BikeArlington and the District's goDCgo are sponsoring a Bike-Friendly Business Workshop from 2 to 4 p.m. June 9 at Arlington Transportation Partners, 1501 Wilson Blvd., Suite 1100. Companies can learn how to make their workplaces more amenable to cycling employees.

What's in it for the employers? I asked Chris Eatough, BikeArlington's program manager. "People who bike to work are healthy and happy, ready to do a good productive day," he said. "They may be the only people who actually enjoy their commute these days."

There are levels of encouragement that employers can provide, Eatough said.

-- Provide bike parking for employees, visitors and customers. It might be a bike rack close to the building or, even better, a bike storage room.

-- Install showers, so employees with more challenging rides can clean up before work.

-- Offer changing areas, possibly in connection with a nearby gym or even in the building.

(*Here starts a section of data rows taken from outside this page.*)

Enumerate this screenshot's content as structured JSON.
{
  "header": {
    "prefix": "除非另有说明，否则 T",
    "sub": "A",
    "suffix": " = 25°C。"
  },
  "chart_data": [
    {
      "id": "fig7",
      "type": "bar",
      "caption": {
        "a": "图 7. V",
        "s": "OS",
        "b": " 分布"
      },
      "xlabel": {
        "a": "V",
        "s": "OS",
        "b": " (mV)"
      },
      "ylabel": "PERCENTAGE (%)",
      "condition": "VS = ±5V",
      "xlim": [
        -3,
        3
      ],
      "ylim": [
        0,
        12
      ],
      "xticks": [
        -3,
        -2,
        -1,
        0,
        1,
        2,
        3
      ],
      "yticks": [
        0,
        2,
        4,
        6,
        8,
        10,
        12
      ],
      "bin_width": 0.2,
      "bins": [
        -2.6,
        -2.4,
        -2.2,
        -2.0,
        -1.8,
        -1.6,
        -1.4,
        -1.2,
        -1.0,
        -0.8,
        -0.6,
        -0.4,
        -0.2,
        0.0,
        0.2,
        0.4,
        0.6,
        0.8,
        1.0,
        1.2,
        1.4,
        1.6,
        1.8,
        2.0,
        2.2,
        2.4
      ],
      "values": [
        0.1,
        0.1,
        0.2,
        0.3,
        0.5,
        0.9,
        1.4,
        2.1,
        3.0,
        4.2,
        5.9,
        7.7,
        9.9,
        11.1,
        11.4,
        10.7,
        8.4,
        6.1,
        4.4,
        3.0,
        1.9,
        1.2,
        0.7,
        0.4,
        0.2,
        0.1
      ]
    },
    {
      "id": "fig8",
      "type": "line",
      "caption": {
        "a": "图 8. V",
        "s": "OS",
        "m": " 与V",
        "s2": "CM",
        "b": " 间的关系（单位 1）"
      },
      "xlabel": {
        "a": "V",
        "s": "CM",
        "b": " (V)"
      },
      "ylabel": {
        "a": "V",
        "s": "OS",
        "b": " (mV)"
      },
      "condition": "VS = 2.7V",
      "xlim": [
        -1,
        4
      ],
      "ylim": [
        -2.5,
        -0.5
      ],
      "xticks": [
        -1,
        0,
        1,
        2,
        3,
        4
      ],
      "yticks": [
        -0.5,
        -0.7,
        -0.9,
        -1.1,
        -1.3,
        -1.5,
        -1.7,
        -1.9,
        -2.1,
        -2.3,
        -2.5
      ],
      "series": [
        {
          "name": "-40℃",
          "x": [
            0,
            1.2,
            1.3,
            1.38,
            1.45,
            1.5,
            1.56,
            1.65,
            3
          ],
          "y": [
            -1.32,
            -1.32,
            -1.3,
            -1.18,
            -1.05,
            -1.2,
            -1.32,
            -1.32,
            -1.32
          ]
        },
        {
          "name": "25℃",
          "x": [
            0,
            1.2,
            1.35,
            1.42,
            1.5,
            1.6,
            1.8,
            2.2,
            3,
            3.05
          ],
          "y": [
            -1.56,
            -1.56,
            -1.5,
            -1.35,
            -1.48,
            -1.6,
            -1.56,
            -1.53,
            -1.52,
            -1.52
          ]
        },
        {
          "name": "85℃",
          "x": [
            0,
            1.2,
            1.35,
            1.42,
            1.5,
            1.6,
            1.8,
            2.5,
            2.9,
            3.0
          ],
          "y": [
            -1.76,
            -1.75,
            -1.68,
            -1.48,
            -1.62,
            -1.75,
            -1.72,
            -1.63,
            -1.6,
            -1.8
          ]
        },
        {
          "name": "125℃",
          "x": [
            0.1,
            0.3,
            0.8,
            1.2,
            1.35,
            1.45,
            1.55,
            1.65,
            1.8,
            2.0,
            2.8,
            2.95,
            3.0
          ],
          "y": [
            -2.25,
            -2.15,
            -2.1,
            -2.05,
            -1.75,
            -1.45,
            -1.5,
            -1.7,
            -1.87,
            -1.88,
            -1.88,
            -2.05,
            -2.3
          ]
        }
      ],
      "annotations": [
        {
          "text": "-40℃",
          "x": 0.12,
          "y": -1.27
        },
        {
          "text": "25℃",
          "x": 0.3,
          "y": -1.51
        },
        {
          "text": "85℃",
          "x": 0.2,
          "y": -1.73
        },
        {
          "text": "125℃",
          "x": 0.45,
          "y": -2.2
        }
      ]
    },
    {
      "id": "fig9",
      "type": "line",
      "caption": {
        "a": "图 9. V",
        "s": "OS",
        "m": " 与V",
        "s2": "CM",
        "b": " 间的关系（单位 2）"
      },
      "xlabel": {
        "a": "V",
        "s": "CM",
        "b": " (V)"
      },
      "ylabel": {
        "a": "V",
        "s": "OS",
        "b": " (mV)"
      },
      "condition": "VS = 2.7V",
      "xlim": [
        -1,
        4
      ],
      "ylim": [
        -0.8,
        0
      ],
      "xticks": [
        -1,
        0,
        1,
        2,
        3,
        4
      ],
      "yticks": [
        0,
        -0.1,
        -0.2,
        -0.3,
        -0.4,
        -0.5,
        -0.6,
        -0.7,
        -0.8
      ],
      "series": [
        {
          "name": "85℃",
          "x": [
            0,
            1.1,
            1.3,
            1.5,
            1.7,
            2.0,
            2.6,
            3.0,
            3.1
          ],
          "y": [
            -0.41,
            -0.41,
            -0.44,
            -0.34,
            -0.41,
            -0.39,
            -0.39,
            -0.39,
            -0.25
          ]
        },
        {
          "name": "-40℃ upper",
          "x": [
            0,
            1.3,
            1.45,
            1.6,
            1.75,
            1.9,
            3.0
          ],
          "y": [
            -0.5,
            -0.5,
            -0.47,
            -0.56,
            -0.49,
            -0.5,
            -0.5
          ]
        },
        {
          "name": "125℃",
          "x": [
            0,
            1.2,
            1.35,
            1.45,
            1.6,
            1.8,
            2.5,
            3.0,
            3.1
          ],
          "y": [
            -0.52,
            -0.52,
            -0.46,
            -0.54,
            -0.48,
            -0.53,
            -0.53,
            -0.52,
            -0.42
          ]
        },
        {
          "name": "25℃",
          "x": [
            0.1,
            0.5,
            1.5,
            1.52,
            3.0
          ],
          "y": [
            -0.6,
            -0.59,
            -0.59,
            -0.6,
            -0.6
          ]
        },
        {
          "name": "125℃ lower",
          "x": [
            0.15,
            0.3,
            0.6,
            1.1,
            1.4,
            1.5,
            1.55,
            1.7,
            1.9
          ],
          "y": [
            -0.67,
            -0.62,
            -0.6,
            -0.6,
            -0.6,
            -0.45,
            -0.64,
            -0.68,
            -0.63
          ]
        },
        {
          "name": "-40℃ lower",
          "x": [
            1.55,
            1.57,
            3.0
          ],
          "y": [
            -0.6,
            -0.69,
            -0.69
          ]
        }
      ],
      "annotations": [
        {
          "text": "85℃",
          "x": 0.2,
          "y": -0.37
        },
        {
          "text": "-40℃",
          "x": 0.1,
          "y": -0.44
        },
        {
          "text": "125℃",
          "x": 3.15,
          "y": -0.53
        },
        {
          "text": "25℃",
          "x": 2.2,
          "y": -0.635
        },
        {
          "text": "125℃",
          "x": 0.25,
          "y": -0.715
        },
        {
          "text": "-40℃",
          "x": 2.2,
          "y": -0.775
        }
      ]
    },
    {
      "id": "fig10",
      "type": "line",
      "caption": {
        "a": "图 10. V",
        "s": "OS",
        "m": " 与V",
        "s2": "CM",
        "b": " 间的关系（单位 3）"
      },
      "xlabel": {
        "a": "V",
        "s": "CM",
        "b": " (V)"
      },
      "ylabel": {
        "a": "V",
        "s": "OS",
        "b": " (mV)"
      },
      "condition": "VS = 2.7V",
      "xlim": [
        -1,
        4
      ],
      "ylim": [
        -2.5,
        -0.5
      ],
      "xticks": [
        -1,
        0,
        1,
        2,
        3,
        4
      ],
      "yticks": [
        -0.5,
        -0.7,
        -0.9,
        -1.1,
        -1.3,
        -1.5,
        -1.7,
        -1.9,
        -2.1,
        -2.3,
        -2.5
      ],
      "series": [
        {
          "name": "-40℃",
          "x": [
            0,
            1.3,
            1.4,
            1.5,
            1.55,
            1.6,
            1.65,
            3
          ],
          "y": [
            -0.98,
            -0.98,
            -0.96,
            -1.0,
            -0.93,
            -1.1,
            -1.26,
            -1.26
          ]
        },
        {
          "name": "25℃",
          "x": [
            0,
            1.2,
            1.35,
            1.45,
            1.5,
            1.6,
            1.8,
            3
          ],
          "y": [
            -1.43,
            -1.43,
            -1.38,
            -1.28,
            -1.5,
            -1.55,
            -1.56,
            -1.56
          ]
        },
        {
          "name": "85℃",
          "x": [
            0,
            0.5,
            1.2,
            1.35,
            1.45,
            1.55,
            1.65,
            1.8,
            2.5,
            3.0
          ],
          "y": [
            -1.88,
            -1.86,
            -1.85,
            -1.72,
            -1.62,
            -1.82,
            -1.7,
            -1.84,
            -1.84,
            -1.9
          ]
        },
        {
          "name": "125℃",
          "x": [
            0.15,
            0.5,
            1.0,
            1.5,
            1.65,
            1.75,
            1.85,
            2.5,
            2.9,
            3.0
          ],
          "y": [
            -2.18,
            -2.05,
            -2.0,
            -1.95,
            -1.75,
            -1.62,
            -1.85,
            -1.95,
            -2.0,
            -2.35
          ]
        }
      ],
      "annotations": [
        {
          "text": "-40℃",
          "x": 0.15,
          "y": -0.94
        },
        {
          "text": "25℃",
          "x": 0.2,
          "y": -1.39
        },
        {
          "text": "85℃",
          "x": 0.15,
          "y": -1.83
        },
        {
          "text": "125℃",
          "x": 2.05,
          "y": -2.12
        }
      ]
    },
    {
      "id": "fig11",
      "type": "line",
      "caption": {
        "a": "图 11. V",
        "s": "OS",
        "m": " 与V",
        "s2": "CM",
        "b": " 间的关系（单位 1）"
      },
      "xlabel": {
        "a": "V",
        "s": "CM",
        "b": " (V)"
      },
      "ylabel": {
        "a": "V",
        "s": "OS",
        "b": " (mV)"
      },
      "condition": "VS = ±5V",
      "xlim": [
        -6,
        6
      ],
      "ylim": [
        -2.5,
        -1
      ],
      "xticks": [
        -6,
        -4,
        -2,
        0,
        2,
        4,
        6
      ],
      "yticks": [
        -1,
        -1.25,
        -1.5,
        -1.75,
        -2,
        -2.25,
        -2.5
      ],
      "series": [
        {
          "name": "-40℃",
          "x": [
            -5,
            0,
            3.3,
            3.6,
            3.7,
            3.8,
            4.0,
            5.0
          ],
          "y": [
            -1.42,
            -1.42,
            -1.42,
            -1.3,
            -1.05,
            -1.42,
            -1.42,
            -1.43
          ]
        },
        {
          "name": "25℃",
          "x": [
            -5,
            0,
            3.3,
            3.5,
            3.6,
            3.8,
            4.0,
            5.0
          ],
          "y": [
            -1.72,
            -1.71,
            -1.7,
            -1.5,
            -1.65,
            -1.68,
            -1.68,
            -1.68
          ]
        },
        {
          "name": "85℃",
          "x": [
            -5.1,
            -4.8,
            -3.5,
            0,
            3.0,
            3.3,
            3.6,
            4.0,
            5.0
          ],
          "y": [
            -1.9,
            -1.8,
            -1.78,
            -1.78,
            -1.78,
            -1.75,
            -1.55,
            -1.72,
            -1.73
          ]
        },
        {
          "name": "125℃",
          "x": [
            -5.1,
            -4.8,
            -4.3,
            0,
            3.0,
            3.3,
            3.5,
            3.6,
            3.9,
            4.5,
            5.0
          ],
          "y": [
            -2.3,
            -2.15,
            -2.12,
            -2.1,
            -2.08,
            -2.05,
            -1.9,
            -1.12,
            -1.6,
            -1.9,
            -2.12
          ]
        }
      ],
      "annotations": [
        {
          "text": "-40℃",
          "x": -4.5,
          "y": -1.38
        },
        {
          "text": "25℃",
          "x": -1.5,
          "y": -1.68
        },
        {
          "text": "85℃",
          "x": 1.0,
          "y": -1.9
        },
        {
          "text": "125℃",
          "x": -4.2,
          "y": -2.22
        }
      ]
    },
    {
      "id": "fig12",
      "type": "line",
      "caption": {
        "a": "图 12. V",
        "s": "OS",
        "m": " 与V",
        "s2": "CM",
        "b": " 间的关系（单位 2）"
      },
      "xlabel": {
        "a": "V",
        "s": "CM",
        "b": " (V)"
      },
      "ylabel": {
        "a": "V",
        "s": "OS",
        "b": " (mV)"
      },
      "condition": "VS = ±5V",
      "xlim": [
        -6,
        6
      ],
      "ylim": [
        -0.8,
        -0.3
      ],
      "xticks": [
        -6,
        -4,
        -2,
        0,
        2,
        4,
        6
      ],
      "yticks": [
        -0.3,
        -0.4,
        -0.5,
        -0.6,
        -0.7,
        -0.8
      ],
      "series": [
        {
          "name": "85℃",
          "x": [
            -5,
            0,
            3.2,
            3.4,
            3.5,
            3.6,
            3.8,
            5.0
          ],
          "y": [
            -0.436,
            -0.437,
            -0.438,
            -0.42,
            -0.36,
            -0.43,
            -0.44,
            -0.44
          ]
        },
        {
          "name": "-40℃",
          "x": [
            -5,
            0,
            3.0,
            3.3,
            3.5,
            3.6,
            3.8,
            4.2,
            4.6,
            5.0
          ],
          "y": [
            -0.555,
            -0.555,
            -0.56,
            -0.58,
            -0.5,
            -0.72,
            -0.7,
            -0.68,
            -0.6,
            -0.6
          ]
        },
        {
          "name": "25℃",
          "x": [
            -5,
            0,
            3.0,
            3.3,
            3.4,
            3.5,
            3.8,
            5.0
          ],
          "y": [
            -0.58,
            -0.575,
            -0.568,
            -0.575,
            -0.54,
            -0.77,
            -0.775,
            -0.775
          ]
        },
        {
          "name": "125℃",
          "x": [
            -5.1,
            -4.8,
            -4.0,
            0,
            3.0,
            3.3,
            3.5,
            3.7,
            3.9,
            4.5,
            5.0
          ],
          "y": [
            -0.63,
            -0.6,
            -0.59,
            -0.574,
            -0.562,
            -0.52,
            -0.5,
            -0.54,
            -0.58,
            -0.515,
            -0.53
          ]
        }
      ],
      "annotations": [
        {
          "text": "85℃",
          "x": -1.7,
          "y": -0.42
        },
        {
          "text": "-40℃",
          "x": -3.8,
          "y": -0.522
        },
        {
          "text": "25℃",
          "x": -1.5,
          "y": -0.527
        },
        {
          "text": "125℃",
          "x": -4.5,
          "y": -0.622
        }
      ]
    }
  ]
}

-- Help employees take advantage of the $20-a-month bike commuter tax benefit.

-- Offer a central location to distribute commuter cycling information, including maps and local guides.

Commuters

Ready to give this a try? You don't have to break completely with the past. Try it once every couple of weeks to see if it's for you. Here are some tips from those who have done it to help you get started.

-- Resist the temptation to acquire every bit of cool clothing and equipment when you're just starting out. But definitely buy and wear a helmet.

-- Learn how to change a flat before you set out.

-- If you haven't cycled for a while, do some recreational riding before tackling the commute.

-- Get a map and plan a route. Google Maps now offers online biking directions, but test the route on an off day to make sure it will work for you.

-- Travel light. You can leave a lot of stuff at work.

-- Leaving home without food in your stomach, tired and without proper attire will distract you and increase your chances of having an accident.

-- Some bike paths and sidewalks are in really poor shape, so stay attentive and be ready to slow down or make a quick stop.

-- Take a bike safety course. Learn about hazards such as "dooring" and "right hooks." The Washington Area Bicyclist Association and BikeArlington list plenty of classes, including Confident City Cycling.